Commentaire de l’enseignant

Utilisation de patchwork

Le package patchwork vous permet de combiner plusieurs graphiques en un seul, ce qui peut faciliter la comparaison des graphiques et maintenir votre visualisation de données propre et organisée.

Regardons un exemple simple. Supposons que nous avons deux graphiques appelés plot1 et plot2 :

# charger les packages requis
pacman::p_load(tidyverse, patchwork)

# Créer plot1
plot1 <- ggplot(mtcars, aes(x = mpg, y = hp)) +
         geom_point() 

# Créer plot2
plot2 <- ggplot(mtcars, aes(x = mpg, y = disp)) +
         geom_point()

# Combinez les tracés verticalement avec patchwork
combined_plot <- plot1 / plot2
combined_plot

Dans cet exemple, l’opérateur / est utilisé pour organiser les tracés verticalement, avec plot1 en haut et plot2 en bas.

Si vous vouliez que les tracés soient disposés horizontalement, vous utiliseriez l’opérateur + à la place :

# Combinez les tracés horizontalement avec patchwork
combined_plot_2 <- plot1 + plot2
combined_plot_2

Code Inline

En R markdown, nous utilisons une syntaxe spécifique pour inclure du code R inline, qui est du code R qui s’exécute dans le texte de votre document. Pour utiliser du code R inline, nous incluons simplement le code R entre des accents graves et le précédons d’un r comme ceci

Nous avons trouvé qu'il y avait `r your_code_here` cas dans la Catégorie B.

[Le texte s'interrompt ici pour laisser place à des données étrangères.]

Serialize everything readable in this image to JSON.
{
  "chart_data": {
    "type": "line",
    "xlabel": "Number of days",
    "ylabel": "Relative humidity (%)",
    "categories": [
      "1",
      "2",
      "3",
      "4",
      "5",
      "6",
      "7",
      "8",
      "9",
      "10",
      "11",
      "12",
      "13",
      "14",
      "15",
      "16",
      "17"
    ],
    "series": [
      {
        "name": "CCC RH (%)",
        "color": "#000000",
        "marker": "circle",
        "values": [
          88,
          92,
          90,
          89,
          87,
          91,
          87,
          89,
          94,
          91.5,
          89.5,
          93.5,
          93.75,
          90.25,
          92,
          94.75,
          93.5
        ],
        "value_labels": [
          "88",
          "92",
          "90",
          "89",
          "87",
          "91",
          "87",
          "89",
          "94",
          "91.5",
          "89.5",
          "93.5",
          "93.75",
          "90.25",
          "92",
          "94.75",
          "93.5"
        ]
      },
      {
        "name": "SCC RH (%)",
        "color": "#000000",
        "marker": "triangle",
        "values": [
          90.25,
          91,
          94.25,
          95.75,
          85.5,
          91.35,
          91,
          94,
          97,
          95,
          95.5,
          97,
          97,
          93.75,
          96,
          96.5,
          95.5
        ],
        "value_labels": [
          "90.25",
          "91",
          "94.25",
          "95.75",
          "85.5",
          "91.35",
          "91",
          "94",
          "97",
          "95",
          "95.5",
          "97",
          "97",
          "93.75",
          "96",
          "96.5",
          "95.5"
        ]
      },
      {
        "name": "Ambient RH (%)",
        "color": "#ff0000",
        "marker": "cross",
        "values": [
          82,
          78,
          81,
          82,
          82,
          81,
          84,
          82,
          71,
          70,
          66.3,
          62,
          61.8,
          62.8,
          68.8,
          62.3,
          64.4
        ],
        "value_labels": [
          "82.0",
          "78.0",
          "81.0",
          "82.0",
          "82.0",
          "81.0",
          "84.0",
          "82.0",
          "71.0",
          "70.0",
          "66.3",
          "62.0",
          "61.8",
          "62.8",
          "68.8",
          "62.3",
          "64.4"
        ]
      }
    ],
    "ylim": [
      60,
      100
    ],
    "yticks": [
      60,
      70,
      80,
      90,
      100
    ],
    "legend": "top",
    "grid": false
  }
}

Une utilisation courante du code R inline est d’accéder et d’afficher des éléments spécifiques à partir d’un objet de données tel qu’une matrice ou un dataframe. Pour accéder à un élément spécifique, nous utilisons des crochets [] avec les indices de ligne et de colonne. Par exemple, si nous avons une matrice m, nous pouvons accéder à l’élément à la ligne 2, colonne 3 comme suit : m[2, 3].

Prenons un exemple avec un tableau Markdown. Supposons que nous avons un tableau comme suit :

Catégorie Compte
A 10
B 20
C 30

Si nous voulons afficher le compte pour la Catégorie B dans notre texte, nous pourrions écrire quelque chose comme ceci dans notre script Rmarkdown (pas dans un bloc de code) :

Nous avons trouvé qu'il y avait `r counts[2, 2]` cas dans la Catégorie B.

Lorsque ce document R Markdown est tricoté, il s’affiche comme :

“Nous avons trouvé qu’il y avait 20 cas dans la Catégorie B.”